4. Poor collaboration and conflict
Burnout erodes relationships within IT teams, leading to disputes over task ownership or inefficient escalations. Tribal knowledge may go undocumented, leaving gaps during incident resolution and creating fragile handoffs. If collaborative efforts break down—especially in high-pressure moments—operational success is compromised, slowing resolution times and increasing risks.
5. Physical and mental fatigue
IT workloads often include nighttime alerts, late shifts, and high-pressure deadlines.

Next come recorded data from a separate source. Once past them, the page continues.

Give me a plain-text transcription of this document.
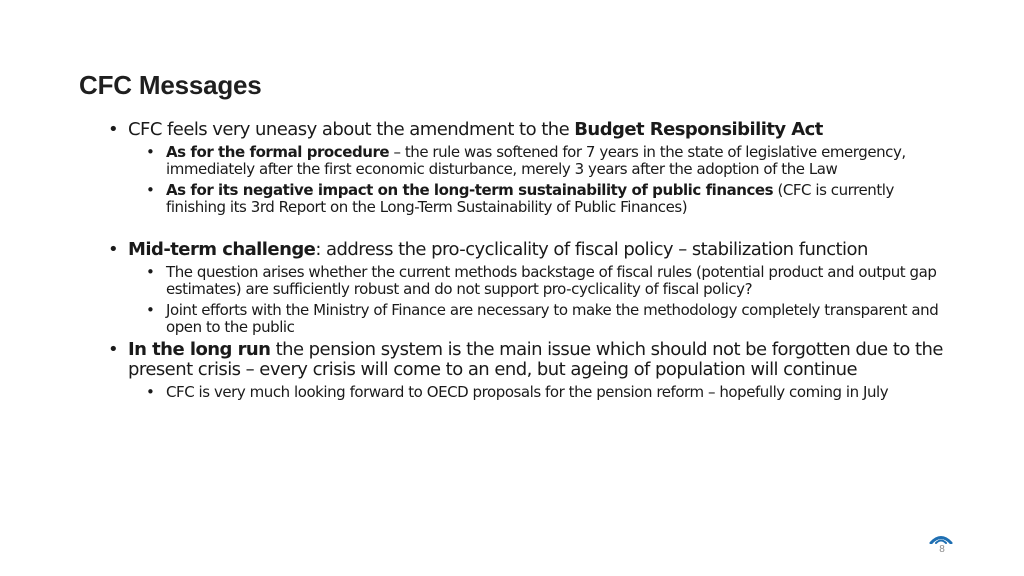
CFC Messages
• CFC feels very uneasy about the amendment to the Budget Responsibility Act
• As for the formal procedure – the rule was softened for 7 years in the state of legislative emergency, immediately after the first economic disturbance, merely 3 years after the adoption of the Law
• As for its negative impact on the long-term sustainability of public finances (CFC is currently finishing its 3rd Report on the Long-Term Sustainability of Public Finances)
• Mid-term challenge: address the pro-cyclicality of fiscal policy – stabilization function
• The question arises whether the current methods backstage of fiscal rules (potential product and output gap estimates) are sufficiently robust and do not support pro-cyclicality of fiscal policy?
• Joint efforts with the Ministry of Finance are necessary to make the methodology completely transparent and open to the public
• In the long run the pension system is the main issue which should not be forgotten due to the present crisis – every crisis will come to an end, but ageing of population will continue
• CFC is very much looking forward to OECD proposals for the pension reform – hopefully coming in July
8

ISACA's 2025 State of Cybersecurity survey reports that 37% of respondents believe their jobs are significantly more stressful than five years earlier—citing increased cybersecurity complexity, too much work, a lack of training, and poor work-life balance. Maintaining constant vigilance against threats is mentally draining, leaving fatigued staff prone to misconfiguration errors, security gaps, or rushed decisions. Prolonged exhaustion diminishes resilience and concentration, resulting in vulnerabilities that affect systems and your organization’s security posture.
6. Increasing ticket backlogs
Despite overtime efforts, ticket backlogs may rise when skilled teams are consumed by repetitive Tier 1 tasks. High-value work—such as patch verification or vulnerability management—is deprioritized. Teams locked into reactive work cycles struggle to improve processes, limiting their effectiveness and capacity for automation.